Courage have scored more goals this season than any other team in NWSL history, and they have their own formula. Abby Dahlkemper dribbles into space and passes the ball to Jess MacDonald, who holds it as Lynn Williams runs into the box. Lynn Williams scores most often. Sometimes Crystal Dunn intervenes, and sometimes Dahlkemper takes a free kick instead of running from the field, but the basic strategy rarely changes. Why is this needed? This goal was William’s second goal in that game, thirteenth this season and the fifty-first for Courage in 2018:

Video courtesy of NWSLSoccer on YouTube .

Players to watch out for: It is quite difficult to beat the completely absurd Jess MacDonald / Lynn Williams combination, although I have not fully recovered from this amazing Sam Mewis goal yet. I’m probably the most excited watchingreigning Defender of the Year Abby Dahlkemper and the human Swiss Army Knife Crystal Dunn , but the whole squad is just complicated.

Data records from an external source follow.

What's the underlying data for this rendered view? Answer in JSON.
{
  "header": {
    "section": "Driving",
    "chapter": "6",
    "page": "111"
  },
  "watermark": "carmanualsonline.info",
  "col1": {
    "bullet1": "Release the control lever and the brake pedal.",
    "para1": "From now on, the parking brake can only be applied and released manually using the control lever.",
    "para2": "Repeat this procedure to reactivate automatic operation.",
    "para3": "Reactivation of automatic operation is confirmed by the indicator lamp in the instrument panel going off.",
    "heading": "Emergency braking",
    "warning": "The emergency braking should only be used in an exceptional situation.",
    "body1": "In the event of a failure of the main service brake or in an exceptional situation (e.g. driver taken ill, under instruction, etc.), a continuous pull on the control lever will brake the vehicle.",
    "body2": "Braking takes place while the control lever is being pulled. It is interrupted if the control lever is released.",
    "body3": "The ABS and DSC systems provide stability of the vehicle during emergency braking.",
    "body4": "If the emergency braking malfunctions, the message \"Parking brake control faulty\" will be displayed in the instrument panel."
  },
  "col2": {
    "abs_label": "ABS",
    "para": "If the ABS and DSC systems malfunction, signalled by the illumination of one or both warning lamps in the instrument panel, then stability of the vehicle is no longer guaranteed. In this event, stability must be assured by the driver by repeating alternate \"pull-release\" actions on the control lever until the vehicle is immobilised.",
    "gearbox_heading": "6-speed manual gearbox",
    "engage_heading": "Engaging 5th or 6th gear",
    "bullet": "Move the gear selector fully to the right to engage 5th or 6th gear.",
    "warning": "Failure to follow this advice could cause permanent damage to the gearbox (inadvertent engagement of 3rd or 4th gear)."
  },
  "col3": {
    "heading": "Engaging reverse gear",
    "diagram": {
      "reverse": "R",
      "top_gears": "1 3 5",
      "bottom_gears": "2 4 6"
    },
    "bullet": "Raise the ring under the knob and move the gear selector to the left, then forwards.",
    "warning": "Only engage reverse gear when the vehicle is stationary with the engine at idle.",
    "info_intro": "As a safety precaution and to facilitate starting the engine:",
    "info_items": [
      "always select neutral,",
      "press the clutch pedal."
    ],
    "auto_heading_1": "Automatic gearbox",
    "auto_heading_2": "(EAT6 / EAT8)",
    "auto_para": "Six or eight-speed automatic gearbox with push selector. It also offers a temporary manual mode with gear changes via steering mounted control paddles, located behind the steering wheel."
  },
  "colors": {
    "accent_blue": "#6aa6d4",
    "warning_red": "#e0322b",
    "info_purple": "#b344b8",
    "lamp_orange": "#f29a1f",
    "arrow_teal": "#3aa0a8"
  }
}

Portland Spikes: Patchwork, Beautiful Hot Riots in Championships

With two championships to their credit (2013 and 2017), the Thorns have always been at least competitive, if not completely dominant. However, it doesn’t exactly seem like their year: main attackers Allie Long, Amandine Henry, and Nagy Nadim all left behind for other teams, and injuries kept defender Emily Menges and world-class playmaker Tobin Heath from the starting lineup until early May. Also in April, front line goalkeeper Adrianna Franch underwent knee surgery. This is a lot of changes at once, but the Thorns realized it, started scoring more goals and earned a place in the second game of the championship in a row. That’s why I think this frustrating, sloppy, breathtaking show is Thorns’ goal for 2018:

Video courtesy of NWSLSoccer on YouTube .

Players, backed by the following: Favorite league MVP Lindsey Horan throughout the season scoredbadge forbeydzherom forbeydzherom mainly head and basically in cahoots with Tobin Heath and Christine Sinclair. On the back row , Adrianna Franch is likely to make one or three ridiculous saves , and Emily Menges has long beenmaking huge blocks in big games.

Finally, we need to talk about Jalen Hinkle from North Carolina. She’s a great defender, but also a fierce, stubborn homophobe who turned down a spot on the national team because she couldn’t bring herself to wear rainbow numbers on her back . She received a lot of social media coverage for this choice, but the only real consequences were the screams of Portland fans. This is important: in a sport where groups of male supporters regularly engage in homophobic chants, hearing the crowd yell at an athlete because of his homophobia seems like a catharsis. Thorns’ sold-out match at Providence Park is the exact opposite of a homophobic safe place, so Saturday should be fun for Jaelene to say the least.

Courage coach Paul Riley and teammate Jess MacDonald defended Hinkle in interviews, but judging by the silence of everyone else, her comments put her many LGBT peers in an extremely uncomfortable position. As a fan, it’s at least comforting to know that NWSL culture doesn’t apply to fanatics. If that’s not a compelling reason to tune in after an unbearably long week of horror stories about horrible men, I don’t know what it is.

The 2018 NWSL Championship kicks off tomorrow, September 22 at 1:30 pm PT (4:30 pm ET) . You can look at Lifetime; Cord cutters can use their cousin’s friend’s cable login to stream to mylifetime.com or the Lifetime app.